Régions Métropole de Dijon

« Je propose une alliance aux communes du Scot »

Mots clés : Aménagement du territoire - Efficacité énergétique - Etat et collectivités locales - Qualité de l'eau - eau potable

162 M€ Montant des subventions et avances remboursables accordées en 2016 par l’agence de l’eau Rhin-Meuse.

170 M€ Prêts de la Caisse des dépôts aux collectivités en Bourgogne-Franche-Comté en 2016 (pour 200 projets).

50 % Baisse de la consommation d’énergie primaire en Alsace grâce au programme « Je rénove BBC » 2010-16.

La communauté urbaine du Grand Dijon – 24 communes pour 254 387 habitants – se transforme en métropole par un décret du 25 avril. François Rebsamen (PS), son président et maire de la ville-centre, explique pourquoi ce statut devenait indispensable.

M – Pourquoi vous être battu pour un changement de statut après la transformation en communauté urbaine il y a à peine trois ans ?

Avec Orléans, notre agglomération était la seule capitale des nouvelles grandes régions à ne pas être une métropole. Le Parlement a corrigé cette inégalité en février, en retenant le critère de la zone d’emploi de plus de 400 000 habitants. Cette reconnaissance en termes d’image et de poids politique conforte le positionnement de Dijon au cœur de la Bourgogne-Franche-Comté et dans le triangle Strasbourg-Lyon-Paris.

M – Quelles compétences souhaitez-vous accueillir ?

L’intercommunalité était déjà très intégrée dans la voirie, l’urbanisme et l’énergie. Les transferts pourront commencer dès la fin de cette année, et Dijon Métropole prendra toutes les compétences prévues par la loi sous réserve de négociations équitables avec les collectivités concernées, à l’exception des collèges que le président du conseil départemental de Côte-d’Or, François Sauvadet [UDI, NDLR], ne souhaite pas transférer.

Mais la singularité de notre projet métropolitain consiste à déborder du Grand Dijon. Je propose une alliance aux communautés de communes du schéma de cohérence territorial (Scot), afin que ces territoires à nos portes se développent harmonieusement avec l’agglomération. Nous pourrons instaurer une solidarité dans les transports collectifs, la gestion de l’eau, l’énergie et le développement économique. Je propose aussi un rapprochement avec Chalon-sur-Saône, Mâcon et Le Creusot-Montceau sur les thèmes de l’économie et de la mobilité.
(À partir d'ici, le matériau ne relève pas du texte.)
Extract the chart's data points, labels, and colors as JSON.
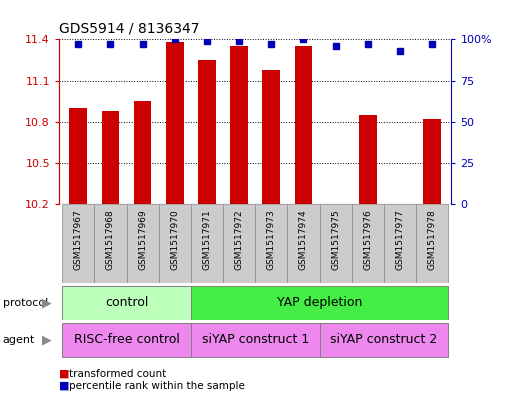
{
  "title": "GDS5914 / 8136347",
  "samples": [
    "GSM1517967",
    "GSM1517968",
    "GSM1517969",
    "GSM1517970",
    "GSM1517971",
    "GSM1517972",
    "GSM1517973",
    "GSM1517974",
    "GSM1517975",
    "GSM1517976",
    "GSM1517977",
    "GSM1517978"
  ],
  "bar_values": [
    10.9,
    10.88,
    10.95,
    11.38,
    11.25,
    11.35,
    11.18,
    11.35,
    10.2,
    10.85,
    10.2,
    10.82
  ],
  "dot_values": [
    97,
    97,
    97,
    100,
    99,
    99,
    97,
    100,
    96,
    97,
    93,
    97
  ],
  "ymin": 10.2,
  "ymax": 11.4,
  "y2min": 0,
  "y2max": 100,
  "yticks": [
    10.2,
    10.5,
    10.8,
    11.1,
    11.4
  ],
  "y2ticks": [
    0,
    25,
    50,
    75,
    100
  ],
  "y2tick_labels": [
    "0",
    "25",
    "50",
    "75",
    "100%"
  ],
  "bar_color": "#cc0000",
  "dot_color": "#0000bb",
  "protocol_labels": [
    {
      "text": "control",
      "start": 0,
      "end": 3,
      "color": "#bbffbb"
    },
    {
      "text": "YAP depletion",
      "start": 4,
      "end": 11,
      "color": "#44ee44"
    }
  ],
  "agent_labels": [
    {
      "text": "RISC-free control",
      "start": 0,
      "end": 3,
      "color": "#ee88ee"
    },
    {
      "text": "siYAP construct 1",
      "start": 4,
      "end": 7,
      "color": "#ee88ee"
    },
    {
      "text": "siYAP construct 2",
      "start": 8,
      "end": 11,
      "color": "#ee88ee"
    }
  ],
  "legend_items": [
    {
      "label": "transformed count",
      "color": "#cc0000"
    },
    {
      "label": "percentile rank within the sample",
      "color": "#0000bb"
    }
  ],
  "title_fontsize": 10,
  "bar_width": 0.55,
  "sample_box_color": "#cccccc",
  "sample_box_edge": "#888888"
}
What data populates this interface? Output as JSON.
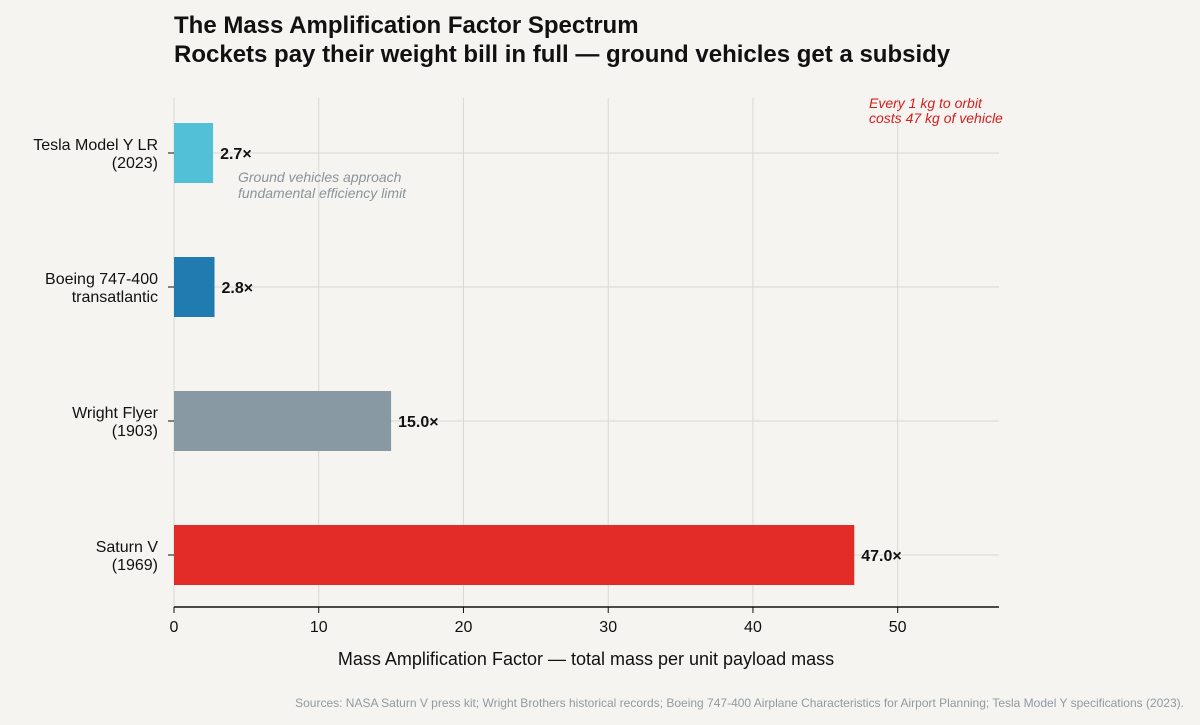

Que Besançon en fasse de même avec l’aire urbaine Belfort-Montbéliard et ensuite, nous pourrions bâtir un pôle métropolitain Bourgogne-Franche-Comté.

M – Le nouveau statut sera-t-il générateur d’investissements ?

Le projet métropolitain en cours d’élaboration, qui pourrait être présenté en juin, devrait notamment proposer un centre régional de tri des déchets, l’amélioration de l’accessibilité des quais de la gare de Dijon et le parking-silo nécessaire à la future cité de la gastronomie. Avec l’intégration des routes départementales – qui représentent 10 % de linéaires de voirie en plus pour l’agglo -, Dijon Métropole devient un donneur d’ordres majeur pour les TP. La gestion centralisée de l’espace public (éclairage, feux de circulation, transports en commun… ) constitue le projet le plus prometteur. Son marché de conception, réalisation, entretien, maintenance (Crem) sera vraisemblablement attribué à la fin juin.